The SVSG Juniors vice president, Franzisca Sione, highlighted the importance of the programme in an interview with your newspaper.
“We are giving them tours to various work places so that we can instill ideas of education as a great importance on the outcome of their lives.”
“We acknowledge our donor ILO for their support and also our village representatives that assisted in finding the child vendors, and also we have registered each child and also with a signature of permission from the parents for their child’s participation,” he added.
But the issue of child vending on the streets – rather than them being in school – is not new in Samoa.
The Government enacted a law in the past in a bid to tackle the issue. Close to 10 years ago the Government passed the Education Act 2009, which prevented children from selling goods during school hours.
Attorney General, Lemalu Hermann Retzlaff, told this newspaper in January 2017 that the law stopped children from selling during school hours.
But all has not gone well since the enactment of that particular legislation and children continue to sell on the streets of Apia. A report by Samoa’s Ombudsman, Maiava Iulai Toma, in early 2017 pointed to lax enforcement of laws as a reason behind children selling goods on the streets during school hours.
A report titled “Report of the Rapid Assessment of Children Working on the Streets of Apia, Samoa: A Pilot Study” – which was also published in 2017 – also visited the issue and made a number of recommendations.
A total of 106 children were interviewed as part of the September 22-26, 2015 study and this was one of its conclusions: “The study found children as young as 7 years old are working on the streets in Apia as child street vendors and children below the age of 18 years who are working on the streets selling food, homemade juice, selling razor blades, sweeping out the market and selling lei and lavalava. Some children find work through their parents and indications are that some parents approve of children working to support their families rather than going to school.”
The study also found that most of the children were forced on to the streets, due to the financial challenges that their families faced at home.
“The majority of working children were out-of-school or school drop-outs (66 children), and 9 children had never been to school.
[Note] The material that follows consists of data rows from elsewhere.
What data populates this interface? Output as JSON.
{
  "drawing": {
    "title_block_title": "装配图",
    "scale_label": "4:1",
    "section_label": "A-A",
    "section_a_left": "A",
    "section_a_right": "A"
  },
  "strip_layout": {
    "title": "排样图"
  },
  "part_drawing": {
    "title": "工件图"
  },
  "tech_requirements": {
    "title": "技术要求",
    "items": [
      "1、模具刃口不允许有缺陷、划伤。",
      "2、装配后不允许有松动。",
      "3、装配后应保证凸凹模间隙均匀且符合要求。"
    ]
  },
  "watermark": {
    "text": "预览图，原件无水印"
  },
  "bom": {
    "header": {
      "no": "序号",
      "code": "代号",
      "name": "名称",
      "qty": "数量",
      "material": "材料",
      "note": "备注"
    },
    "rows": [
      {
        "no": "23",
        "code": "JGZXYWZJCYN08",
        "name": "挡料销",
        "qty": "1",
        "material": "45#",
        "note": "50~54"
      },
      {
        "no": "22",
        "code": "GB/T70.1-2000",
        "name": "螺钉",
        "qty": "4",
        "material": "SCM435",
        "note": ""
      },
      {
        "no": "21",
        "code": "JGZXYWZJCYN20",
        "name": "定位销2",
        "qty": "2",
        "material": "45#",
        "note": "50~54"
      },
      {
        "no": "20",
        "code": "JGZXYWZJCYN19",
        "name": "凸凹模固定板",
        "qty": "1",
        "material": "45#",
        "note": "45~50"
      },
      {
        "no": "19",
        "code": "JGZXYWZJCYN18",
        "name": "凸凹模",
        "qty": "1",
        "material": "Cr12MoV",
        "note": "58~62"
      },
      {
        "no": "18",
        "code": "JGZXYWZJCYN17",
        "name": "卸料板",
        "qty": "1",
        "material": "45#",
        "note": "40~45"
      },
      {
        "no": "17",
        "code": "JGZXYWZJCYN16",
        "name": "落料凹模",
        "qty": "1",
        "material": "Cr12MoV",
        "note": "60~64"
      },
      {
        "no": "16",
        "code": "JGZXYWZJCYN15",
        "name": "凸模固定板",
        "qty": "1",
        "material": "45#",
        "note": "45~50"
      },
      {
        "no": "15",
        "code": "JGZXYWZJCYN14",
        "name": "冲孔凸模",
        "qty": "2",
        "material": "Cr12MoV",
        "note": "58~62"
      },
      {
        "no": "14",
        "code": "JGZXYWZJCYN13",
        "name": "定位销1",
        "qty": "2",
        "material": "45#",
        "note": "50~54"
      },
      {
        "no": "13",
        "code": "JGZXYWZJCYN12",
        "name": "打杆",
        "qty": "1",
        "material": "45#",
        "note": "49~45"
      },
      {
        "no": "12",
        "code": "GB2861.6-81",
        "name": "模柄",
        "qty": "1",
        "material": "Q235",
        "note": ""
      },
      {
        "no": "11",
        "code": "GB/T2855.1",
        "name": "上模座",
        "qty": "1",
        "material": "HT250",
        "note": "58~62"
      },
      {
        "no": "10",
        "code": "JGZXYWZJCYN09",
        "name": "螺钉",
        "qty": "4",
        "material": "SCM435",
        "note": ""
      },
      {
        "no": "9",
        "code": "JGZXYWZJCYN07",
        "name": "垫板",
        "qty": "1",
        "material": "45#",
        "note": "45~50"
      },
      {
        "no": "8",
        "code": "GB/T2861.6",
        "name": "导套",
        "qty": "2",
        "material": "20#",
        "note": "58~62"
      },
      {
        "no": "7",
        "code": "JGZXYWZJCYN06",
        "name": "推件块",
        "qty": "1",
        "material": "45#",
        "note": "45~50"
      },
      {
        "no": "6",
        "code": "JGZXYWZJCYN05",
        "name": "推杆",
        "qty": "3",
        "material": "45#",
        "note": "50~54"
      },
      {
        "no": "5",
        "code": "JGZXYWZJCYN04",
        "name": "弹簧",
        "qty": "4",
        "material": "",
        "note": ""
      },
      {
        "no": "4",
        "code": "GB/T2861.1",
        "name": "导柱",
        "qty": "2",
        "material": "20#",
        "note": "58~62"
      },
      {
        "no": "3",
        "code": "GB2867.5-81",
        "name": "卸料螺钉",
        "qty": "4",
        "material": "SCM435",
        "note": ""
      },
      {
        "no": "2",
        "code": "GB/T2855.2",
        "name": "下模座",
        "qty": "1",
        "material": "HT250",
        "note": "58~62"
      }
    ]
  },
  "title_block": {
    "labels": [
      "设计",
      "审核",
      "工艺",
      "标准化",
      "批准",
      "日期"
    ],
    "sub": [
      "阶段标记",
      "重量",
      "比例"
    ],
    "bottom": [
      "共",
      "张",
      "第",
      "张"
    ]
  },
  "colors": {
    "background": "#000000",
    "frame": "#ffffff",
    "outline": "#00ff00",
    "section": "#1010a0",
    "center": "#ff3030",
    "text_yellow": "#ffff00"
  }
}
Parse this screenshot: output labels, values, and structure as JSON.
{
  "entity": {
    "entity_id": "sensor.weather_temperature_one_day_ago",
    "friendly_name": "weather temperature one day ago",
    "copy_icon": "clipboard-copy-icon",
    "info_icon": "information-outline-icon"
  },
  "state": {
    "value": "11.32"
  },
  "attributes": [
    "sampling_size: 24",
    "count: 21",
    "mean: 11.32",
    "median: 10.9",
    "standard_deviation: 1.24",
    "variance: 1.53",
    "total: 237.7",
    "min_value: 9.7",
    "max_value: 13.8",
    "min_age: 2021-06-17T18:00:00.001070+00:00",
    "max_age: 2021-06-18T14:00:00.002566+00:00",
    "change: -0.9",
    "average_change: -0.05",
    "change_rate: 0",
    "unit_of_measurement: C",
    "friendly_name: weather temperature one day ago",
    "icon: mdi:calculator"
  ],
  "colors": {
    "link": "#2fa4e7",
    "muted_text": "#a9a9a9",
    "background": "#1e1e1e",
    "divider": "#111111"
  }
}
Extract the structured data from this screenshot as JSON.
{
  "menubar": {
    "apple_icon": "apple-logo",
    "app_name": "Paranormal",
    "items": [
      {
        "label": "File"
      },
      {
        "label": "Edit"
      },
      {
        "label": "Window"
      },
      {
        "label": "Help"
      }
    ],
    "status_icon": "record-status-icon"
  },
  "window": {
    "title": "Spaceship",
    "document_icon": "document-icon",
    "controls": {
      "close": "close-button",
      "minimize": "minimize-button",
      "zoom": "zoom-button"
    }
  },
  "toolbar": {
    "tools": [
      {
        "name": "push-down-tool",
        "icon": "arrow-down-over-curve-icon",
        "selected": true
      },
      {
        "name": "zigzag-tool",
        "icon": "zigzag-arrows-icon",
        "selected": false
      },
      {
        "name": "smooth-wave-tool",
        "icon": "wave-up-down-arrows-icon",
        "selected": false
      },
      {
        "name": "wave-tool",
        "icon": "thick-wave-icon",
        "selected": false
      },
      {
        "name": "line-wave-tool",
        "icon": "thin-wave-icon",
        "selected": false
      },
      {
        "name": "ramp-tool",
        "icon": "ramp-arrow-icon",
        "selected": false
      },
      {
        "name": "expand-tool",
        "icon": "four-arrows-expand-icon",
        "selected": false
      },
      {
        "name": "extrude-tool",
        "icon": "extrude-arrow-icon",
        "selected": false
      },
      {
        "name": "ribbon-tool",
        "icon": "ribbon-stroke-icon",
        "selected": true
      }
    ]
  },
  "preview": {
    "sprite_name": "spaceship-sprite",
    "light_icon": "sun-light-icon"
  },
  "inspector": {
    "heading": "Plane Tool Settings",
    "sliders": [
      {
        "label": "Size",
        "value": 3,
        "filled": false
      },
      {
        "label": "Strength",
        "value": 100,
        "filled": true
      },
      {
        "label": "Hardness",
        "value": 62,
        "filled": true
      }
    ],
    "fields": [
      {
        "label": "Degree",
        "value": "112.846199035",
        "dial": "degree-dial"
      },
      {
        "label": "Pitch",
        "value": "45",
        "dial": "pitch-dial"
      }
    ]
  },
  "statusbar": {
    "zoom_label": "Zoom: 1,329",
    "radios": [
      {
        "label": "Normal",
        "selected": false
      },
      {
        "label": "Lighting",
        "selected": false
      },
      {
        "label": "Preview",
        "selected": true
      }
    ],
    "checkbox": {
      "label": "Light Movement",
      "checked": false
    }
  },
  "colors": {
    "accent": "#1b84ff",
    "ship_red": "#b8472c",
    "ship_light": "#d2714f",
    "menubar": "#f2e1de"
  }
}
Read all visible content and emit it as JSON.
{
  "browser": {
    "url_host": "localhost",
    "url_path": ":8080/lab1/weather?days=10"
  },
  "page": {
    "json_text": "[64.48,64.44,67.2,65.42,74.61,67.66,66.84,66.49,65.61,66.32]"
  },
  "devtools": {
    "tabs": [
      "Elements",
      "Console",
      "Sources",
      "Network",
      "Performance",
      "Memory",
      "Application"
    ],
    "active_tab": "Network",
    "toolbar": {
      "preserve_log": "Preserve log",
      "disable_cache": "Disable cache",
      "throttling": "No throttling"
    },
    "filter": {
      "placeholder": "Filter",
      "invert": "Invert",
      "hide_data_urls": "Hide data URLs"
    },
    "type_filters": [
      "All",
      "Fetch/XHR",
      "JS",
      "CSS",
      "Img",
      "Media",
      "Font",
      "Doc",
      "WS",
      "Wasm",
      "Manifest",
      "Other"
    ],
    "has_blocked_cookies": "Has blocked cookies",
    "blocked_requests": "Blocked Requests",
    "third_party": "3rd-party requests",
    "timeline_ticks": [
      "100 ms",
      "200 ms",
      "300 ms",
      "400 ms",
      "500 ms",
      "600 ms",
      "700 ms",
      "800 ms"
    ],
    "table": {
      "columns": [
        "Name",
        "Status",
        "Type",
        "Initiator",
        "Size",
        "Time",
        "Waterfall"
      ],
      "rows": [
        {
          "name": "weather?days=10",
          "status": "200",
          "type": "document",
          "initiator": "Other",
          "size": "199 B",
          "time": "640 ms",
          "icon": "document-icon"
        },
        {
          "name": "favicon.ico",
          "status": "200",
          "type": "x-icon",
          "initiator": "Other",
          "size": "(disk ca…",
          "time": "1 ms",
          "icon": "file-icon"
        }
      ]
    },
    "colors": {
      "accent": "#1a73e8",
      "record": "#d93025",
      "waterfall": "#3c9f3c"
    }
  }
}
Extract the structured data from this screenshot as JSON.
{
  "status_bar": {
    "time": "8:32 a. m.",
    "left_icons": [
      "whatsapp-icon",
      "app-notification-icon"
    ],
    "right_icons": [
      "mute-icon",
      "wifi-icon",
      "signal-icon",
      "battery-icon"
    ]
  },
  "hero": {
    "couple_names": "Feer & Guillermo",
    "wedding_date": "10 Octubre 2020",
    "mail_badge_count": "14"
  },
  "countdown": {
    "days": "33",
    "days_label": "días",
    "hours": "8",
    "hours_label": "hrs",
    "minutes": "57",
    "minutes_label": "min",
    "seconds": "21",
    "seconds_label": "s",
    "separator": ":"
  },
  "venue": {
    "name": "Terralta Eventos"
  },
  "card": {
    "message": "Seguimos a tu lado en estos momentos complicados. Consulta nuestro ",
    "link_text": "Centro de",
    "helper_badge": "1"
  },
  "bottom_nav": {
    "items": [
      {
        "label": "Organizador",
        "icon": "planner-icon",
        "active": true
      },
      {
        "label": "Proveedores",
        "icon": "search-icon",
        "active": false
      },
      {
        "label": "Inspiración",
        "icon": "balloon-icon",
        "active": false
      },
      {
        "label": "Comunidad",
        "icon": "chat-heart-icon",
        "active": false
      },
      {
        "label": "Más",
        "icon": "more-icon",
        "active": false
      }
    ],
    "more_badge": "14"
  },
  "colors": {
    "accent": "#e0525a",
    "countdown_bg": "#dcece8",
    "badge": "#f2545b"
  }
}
Financial difficulties were highlighted as the main reason that caused the children to drop out of school. 48 children stated that the family did not have enough money to send them to school causing them to drop out and work and 20 children stated that they had to start work in order to pay for their school fees.”
It has been over two years since the release of the ILO study and it is not known if the relevant state agencies have acted – inline with the directives of Prime Minister Tuilaepa Dr. Sa’ilele Malielegaoi in March 2017 – who asked that they implement the recommendations.
We note the participation of three Government Ministers in the “buddy up” programme: Ministry of Police, Ministry of Education Sports and Culture, and the Ministry of Women Community and Social Development. And we hope the programme can have an impact on the youngsters and compel them and their families to act.
However, there is a strong correlation between Samoa’s child vendors issue, and growing poverty amongst the less-well-to-do Samoan families. The ILO study made subtle references to the issue when it pointed to the “financial challenges” that the families of the child vendors faced.
Therefore, enacting laws to force children back into the classroom and pushing for their strict enforcement, can mean nothing to children who wake up everyday wondering where their next meal will come from.
It is time to tackle the issue at its core in order to get a long-term solution. The pathways could include: empowering Samoan families with limited income generation opportunities by assisting them to find jobs; giving them access to microfinance funding which would enable them to set up a small business; or putting a member of the family through some form of basic technical skills training which can enable him or her to secure a job and therefore a steady income to care for his or family. Empower them to be in a position to look after their families and send their children to school, like any other family.
Failure by the Government and relevant stakeholders to address this issue now can have long-term implications for the security of the nation and its people. With Samoa graduating from its Least Developed Country (LDC) status five years ago, and becoming one of few states in the region to tick the boxes in terms of its development indicators, the plight of the country’s less-well-to-do families and its link to child vending cannot continue to be overlooked.
What do you think? Have a wonderful Thursday Samoa and God bless.